OK, so first admission I have to make is that yes, I took a plane to Dusseldorf last week to see for myself the latest developments at Europe’s tri-annual retail trade fair and in particular what sustainable initiatives there were. Flying there is not the sustainable way to go I know, but until we have better and more affordable rail connections, then sadly it was the only realistic option for me.
But I did carbon-offset, honest, despite the fact that Easyjet claim to do this on our behalf these days… but that’s a whole different discussion.
We all know that retailers and brands are under a lot of pressure to behave more sustainably right now, so I was really interested to see what ideas companies had to move things forward towards a truly greener future.

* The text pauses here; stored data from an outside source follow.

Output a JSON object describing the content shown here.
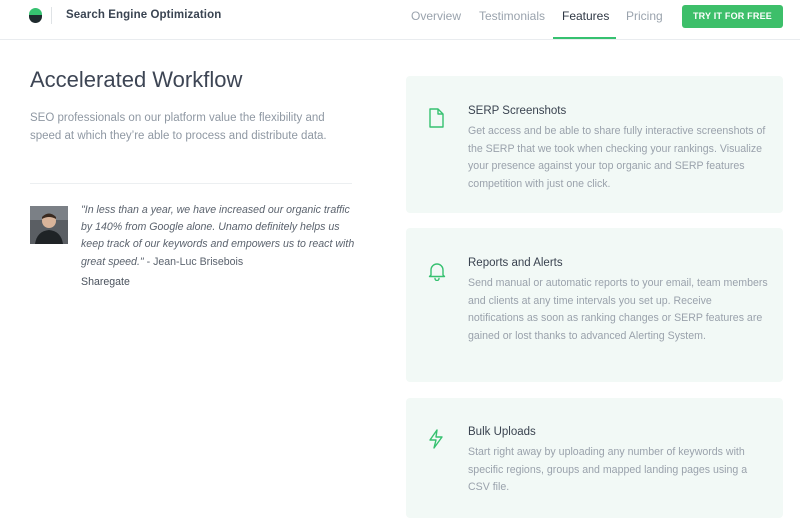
{
  "header": {
    "brand": "Search Engine Optimization",
    "nav": [
      {
        "label": "Overview",
        "active": false
      },
      {
        "label": "Testimonials",
        "active": false
      },
      {
        "label": "Features",
        "active": true
      },
      {
        "label": "Pricing",
        "active": false
      }
    ],
    "cta_label": "TRY IT FOR FREE"
  },
  "hero": {
    "title": "Accelerated Workflow",
    "description": "SEO professionals on our platform value the flexibility and speed at which they’re able to process and distribute data."
  },
  "testimonial": {
    "quote": "\"In less than a year, we have increased our organic traffic by 140% from Google alone. Unamo definitely helps us keep track of our keywords and empowers us to react with great speed.\"",
    "author": " - Jean-Luc Brisebois",
    "company": "Sharegate"
  },
  "features": [
    {
      "icon": "file-icon",
      "title": "SERP Screenshots",
      "text": "Get access and be able to share fully interactive screenshots of the SERP that we took when checking your rankings. Visualize your presence against your top organic and SERP features competition with just one click."
    },
    {
      "icon": "bell-icon",
      "title": "Reports and Alerts",
      "text": "Send manual or automatic reports to your email, team members and clients at any time intervals you set up. Receive notifications as soon as ranking changes or SERP features are gained or lost thanks to advanced Alerting System."
    },
    {
      "icon": "lightning-icon",
      "title": "Bulk Uploads",
      "text": "Start right away by uploading any number of keywords with specific regions, groups and mapped landing pages using a CSV file."
    }
  ],
  "colors": {
    "accent": "#36c170",
    "card_background": "#f2f9f6"
  }
}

Sadly I was largely disappointed. Some of the exhibition halls had more to say on this than others: sustainable mannequins made from a variety of non-traditional materials appear to be a hot topic. Perhaps not surprising when they are serving a fashion industry that is fighting a rearguard action against accusations of being the villains of the piece. And freezer and refrigeration suppliers seemed keen to demonstrate how much more energy efficient their latest products were. But then you get to thinking, is that really about sustainability or just reducing running costs?
Unfortunately it came across to me that many of those suppliers in other halls were also being slightly disingenuous about their claims on sustainability. All too often what they really appeared to be saying was, “hey, you know how our products or displays are semi-permanent and re-usable, well we’ve just figured out that it’s more trendy to claim this is about sustainability rather than just peddling the cost-savings of these versus more disposable products!” Of course it is great to see that suppliers are more aware, but when you have been manufacturing wood or plastic FSDU’s for the last 5 or 10 years, but suddenly now you are playing the sustainability card, this feels more like re-branding than a new initiative.
Four stands made a particular impression on me: Quantum4 are a retail design agency whose Quantum Zero approach to sustainable retail design seems to be genuinely refreshing, considering not just materials for example, but how they are combined so that recycling at the end of life is as easy as possible. This can be by not glueing or bonding parts together for instance. They also produce great metrics reports for their customers that show exactly how close fixtures are to being carbon-neutral and recyclable. However, it was also telling that during our discussion about sustainability they revealed that they had been hoping to discover new sustainable materials and processes at the show and had been generally disappointed.
Harrison’s stand at the show highlighted one of the smallest, but most genuine innovations towards a sustainable display future with their Corra-clip, a small paper-based connector designed the support shelves on cardboard FSU’s replacing plastic components that usually mean the whole display ends up in the waste bin rather than heading for cardboard recycling. Along with Holbox, who also majored on their 100% cardboard and grass-paper displays, printed with vegetable inks and the like, they showed to me that innovation is the real way forward to greater sustainability, not just re-dressing your plastic display as sustainable because it potentially lasts longer.
Finally, whilst their display stand was very basic, I liked the simplicity of Runhee who have a very clear proposition, hangers that are made from sustainable materials and are easily re-cycled. Why aren’t we seeing more of these on the high-street instead of black plastic hangers with metal hooks that are so much harder for consumers to properly recycle.
It is sobering to think that by the time the next Euroshop happens, as a continent we will realistically either have had to already take huge strides towards sustainability or else have consigned ourselves to a world where 1.5 degree global warming is already an unrealistic target and serious consequences await us. On the basis of the exhibition last week I am not convinced that enough agencies and suppliers are taking the issue as seriously as they need to for that to happen. In which case the next Euroshop will have to look radically different and be one where sustainability is truly everybody’s focus.